While the Club is able to produce an acceptable extent of comparable concessions by official creditors operating within its framework, it has increasingly had to deal with the issues arising from the growing role of the private sector in financing developing countries, and those that result from the growing importance of official creditors who are not members, prominent among them China.

There are two issues with regard to the role of the private sector. The first is the pace at which countries that have received debt relief begin borrowing from the market. So long as a country is in an IMF program, the Fund has been able to exert some – though not necessarily a decisive – influence on the rate of government borrowing from the private sector. If the country has exited from an IMF program, it is left to market and internal fiscal discipline to control its rate of borrowing. We need to remind ourselves that until very recently we were in a phase of optimism about the emerging market and developing countries, with plentiful liquidity, and that these conditions could change. At that point we might discover that market and internal fiscal discipline may not be sufficient to prevent problems in the event of a reduction in capital flows to developing countries.

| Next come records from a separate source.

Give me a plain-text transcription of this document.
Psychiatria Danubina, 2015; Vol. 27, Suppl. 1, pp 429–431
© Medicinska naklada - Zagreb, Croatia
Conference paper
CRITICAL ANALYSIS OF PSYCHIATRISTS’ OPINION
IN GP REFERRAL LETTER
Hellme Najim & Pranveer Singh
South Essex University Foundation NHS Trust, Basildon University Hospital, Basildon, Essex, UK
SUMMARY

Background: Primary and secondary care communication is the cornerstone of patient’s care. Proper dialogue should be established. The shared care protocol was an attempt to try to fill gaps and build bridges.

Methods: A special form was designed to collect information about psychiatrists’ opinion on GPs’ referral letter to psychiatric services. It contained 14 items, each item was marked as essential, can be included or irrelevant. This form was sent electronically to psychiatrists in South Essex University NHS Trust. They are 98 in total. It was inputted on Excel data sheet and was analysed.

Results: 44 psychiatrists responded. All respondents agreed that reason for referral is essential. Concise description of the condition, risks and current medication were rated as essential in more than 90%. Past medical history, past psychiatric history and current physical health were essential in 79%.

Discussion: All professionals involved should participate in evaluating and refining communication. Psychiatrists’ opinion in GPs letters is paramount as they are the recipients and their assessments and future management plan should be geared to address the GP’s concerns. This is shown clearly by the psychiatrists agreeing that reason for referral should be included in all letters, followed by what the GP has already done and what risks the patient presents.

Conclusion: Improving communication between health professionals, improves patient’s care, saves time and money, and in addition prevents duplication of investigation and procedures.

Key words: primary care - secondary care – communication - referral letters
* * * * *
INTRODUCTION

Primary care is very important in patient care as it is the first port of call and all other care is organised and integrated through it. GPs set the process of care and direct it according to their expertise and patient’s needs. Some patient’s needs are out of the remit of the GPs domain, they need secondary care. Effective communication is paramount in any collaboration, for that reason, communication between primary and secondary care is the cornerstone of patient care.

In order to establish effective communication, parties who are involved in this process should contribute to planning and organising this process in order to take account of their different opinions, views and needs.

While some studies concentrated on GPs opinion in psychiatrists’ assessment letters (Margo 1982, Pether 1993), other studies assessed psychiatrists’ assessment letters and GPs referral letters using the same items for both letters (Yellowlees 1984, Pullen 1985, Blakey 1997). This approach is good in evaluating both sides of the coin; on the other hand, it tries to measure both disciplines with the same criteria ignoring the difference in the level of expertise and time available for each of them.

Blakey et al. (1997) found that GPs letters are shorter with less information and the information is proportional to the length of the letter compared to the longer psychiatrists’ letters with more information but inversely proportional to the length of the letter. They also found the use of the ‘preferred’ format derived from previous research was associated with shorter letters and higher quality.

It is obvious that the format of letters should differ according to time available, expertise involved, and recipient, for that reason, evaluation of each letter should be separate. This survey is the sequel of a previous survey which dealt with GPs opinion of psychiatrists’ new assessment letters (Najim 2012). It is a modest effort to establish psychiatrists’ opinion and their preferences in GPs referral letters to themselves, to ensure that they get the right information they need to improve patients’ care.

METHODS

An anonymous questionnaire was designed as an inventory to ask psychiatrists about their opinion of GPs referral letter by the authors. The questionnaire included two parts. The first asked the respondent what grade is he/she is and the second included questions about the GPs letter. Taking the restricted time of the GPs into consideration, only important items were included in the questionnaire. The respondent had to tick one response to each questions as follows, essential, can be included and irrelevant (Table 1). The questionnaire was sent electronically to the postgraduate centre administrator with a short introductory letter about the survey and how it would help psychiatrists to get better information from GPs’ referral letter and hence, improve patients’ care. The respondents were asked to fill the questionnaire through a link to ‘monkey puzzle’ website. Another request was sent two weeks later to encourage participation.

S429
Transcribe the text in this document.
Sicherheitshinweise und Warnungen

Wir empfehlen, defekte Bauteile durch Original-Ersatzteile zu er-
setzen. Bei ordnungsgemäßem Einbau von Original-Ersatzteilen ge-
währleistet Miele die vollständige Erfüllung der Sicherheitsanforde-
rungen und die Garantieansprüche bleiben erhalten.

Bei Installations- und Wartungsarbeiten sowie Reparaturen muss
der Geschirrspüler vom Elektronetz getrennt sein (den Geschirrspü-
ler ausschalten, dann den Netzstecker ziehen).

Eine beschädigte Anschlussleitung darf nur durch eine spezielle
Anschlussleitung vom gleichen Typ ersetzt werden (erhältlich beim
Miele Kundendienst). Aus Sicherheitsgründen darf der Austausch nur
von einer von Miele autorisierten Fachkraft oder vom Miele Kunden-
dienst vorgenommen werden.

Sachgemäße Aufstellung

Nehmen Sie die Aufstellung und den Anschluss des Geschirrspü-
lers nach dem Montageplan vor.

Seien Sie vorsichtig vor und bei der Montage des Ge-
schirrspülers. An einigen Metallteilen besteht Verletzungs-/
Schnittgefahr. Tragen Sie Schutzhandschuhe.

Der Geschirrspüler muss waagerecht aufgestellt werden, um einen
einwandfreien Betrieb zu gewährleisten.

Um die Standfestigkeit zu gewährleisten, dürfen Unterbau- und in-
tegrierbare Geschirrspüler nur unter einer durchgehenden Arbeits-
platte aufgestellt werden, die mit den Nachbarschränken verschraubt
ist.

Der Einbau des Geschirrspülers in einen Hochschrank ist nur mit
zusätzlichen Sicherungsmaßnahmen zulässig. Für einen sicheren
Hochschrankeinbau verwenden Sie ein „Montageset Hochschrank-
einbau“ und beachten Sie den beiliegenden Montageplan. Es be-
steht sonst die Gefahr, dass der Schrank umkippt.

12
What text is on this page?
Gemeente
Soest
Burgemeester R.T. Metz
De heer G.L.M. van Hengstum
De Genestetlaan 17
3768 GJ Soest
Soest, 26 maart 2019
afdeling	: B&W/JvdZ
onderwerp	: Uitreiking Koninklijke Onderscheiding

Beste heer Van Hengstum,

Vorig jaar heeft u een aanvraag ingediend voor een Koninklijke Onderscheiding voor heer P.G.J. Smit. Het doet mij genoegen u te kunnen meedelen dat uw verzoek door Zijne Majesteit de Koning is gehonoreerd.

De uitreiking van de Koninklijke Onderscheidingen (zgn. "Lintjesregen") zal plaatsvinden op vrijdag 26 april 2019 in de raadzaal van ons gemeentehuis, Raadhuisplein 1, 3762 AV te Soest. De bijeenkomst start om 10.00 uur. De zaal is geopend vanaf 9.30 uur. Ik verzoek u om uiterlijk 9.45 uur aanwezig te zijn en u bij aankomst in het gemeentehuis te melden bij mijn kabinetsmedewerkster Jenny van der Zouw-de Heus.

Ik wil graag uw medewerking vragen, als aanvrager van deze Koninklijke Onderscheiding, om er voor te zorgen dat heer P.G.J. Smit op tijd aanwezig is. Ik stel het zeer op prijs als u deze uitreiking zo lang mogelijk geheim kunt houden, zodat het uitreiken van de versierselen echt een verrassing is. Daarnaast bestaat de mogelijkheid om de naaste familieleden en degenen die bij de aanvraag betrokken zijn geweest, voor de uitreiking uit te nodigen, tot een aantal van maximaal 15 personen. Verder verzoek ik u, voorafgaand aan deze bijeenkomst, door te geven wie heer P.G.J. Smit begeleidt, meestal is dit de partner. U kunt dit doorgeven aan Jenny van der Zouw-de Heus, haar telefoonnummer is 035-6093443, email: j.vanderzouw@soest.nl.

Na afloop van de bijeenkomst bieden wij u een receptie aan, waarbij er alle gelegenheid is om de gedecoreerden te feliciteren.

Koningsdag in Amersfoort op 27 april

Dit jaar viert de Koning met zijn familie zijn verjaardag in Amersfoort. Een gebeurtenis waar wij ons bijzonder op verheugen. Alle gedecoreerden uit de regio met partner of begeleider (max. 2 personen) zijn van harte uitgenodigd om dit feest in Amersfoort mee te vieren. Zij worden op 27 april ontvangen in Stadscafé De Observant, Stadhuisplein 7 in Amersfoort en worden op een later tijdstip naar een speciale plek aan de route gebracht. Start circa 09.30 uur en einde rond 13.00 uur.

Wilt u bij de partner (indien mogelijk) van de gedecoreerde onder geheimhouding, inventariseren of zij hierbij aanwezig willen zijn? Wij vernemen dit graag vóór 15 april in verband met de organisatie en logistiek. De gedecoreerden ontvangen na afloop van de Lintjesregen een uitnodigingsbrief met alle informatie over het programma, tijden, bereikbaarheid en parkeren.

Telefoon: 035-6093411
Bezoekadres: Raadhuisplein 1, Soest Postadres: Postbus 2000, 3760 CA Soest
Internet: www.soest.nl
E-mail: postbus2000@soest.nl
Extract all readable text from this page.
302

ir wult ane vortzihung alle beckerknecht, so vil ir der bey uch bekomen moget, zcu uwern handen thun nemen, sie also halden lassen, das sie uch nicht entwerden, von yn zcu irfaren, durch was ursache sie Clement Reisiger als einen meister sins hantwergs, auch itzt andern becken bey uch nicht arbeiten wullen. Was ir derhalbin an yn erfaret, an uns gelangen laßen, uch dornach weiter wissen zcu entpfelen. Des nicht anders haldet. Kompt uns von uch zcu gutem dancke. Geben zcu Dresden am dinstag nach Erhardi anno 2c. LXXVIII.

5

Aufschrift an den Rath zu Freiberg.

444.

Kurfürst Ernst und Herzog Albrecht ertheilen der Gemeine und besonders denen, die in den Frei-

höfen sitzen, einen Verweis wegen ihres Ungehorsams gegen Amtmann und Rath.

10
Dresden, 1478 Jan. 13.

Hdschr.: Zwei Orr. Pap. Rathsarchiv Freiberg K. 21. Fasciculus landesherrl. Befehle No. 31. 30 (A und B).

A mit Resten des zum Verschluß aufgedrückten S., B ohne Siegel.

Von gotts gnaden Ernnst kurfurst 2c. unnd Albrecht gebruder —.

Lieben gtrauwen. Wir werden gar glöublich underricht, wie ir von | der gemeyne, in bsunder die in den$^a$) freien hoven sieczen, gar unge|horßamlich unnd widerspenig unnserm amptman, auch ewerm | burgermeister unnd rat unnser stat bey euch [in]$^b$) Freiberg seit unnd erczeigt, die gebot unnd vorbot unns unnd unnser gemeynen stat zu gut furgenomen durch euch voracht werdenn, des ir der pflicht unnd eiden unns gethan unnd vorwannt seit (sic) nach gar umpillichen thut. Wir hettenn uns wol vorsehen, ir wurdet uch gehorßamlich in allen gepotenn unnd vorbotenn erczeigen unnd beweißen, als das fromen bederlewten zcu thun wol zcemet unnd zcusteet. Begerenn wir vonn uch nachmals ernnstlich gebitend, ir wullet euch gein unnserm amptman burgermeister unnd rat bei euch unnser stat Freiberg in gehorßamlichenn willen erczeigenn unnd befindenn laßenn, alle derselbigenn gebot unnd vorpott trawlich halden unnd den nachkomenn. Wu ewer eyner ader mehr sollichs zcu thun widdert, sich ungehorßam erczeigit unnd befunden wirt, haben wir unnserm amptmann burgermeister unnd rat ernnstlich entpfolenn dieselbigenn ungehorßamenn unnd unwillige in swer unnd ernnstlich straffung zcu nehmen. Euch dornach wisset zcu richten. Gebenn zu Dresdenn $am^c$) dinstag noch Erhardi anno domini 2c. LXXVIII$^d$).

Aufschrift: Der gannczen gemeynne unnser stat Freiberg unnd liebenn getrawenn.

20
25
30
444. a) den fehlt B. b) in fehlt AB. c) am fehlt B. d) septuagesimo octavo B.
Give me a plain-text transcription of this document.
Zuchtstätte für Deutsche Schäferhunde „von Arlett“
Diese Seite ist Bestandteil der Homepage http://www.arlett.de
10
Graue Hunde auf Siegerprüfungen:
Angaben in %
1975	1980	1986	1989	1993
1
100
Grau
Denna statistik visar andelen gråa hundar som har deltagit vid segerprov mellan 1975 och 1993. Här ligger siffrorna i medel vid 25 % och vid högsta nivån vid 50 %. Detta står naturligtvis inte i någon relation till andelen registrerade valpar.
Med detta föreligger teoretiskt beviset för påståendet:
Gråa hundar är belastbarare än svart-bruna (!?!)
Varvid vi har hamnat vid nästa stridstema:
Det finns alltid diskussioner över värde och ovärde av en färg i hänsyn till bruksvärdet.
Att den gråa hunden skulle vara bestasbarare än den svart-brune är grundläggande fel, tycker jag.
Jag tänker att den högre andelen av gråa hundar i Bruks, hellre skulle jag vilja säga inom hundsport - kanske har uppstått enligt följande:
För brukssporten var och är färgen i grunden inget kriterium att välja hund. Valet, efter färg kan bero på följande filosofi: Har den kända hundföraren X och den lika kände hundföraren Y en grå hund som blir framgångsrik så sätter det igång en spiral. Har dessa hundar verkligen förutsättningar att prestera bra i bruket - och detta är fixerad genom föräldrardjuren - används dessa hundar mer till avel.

The second problem arises if debt rescheduling then becomes necessary. At this point coordination and equality of treatment between public and private sector lenders becomes difficult, and the Paris Club has yet to arrive at a fully satisfactory solution. In addition, some members of the private sector argued that the claims of the Fund and the Bank should be included in any restructuring. This demand was clearest in the Argentine case, where some private sector participants demanded that the IMF also agree to debt reduction. The logic of this claim on the organization which operates as an emergency lender was not clear.

The issue of private-public sector coordination in lending and debt restructuring poses a delicate problem for the official sector, which after all would prefer countries eventually to finance themselves through the markets – provided they do so in a sustainable way. The principles of debt restructuring proposed by the IIF, and described in more detail by Jacques de Larosiere in his comments this afternoon are useful in themselves, but putting them into practice will not be easy in individual cases. This was evident in the Argentine case, but that perhaps was exceptionally difficult.

Most recently, the Paris Club has become concerned that countries that have received debt relief are borrowing heavily from other official lenders, who are not members of the Club, notably China. The concerns here are that countries may be taking on more debt than is wise, and that in the event the global financial situation changes, future debt restructurings will be much more difficult than those of the past.

The answer to this concern may well lie in the wider context, in which the global financial architecture that was developed after World War II needs to adapt to the presence of important new players, among them particularly the BRIC countries. As these new players from Asia and elsewhere begin to take more responsibility for the system, and as the system gives them and their concerns a greater role, they may begin to appreciate the importance of existing institutions, formal and informal.

And we may be sure that in any case, the ingenuity and pragmatism that the Paris Club has demonstrated in its first fifty years, will continue to contribute to the development of the international financial system and its ability to deal with official sector debt difficulties.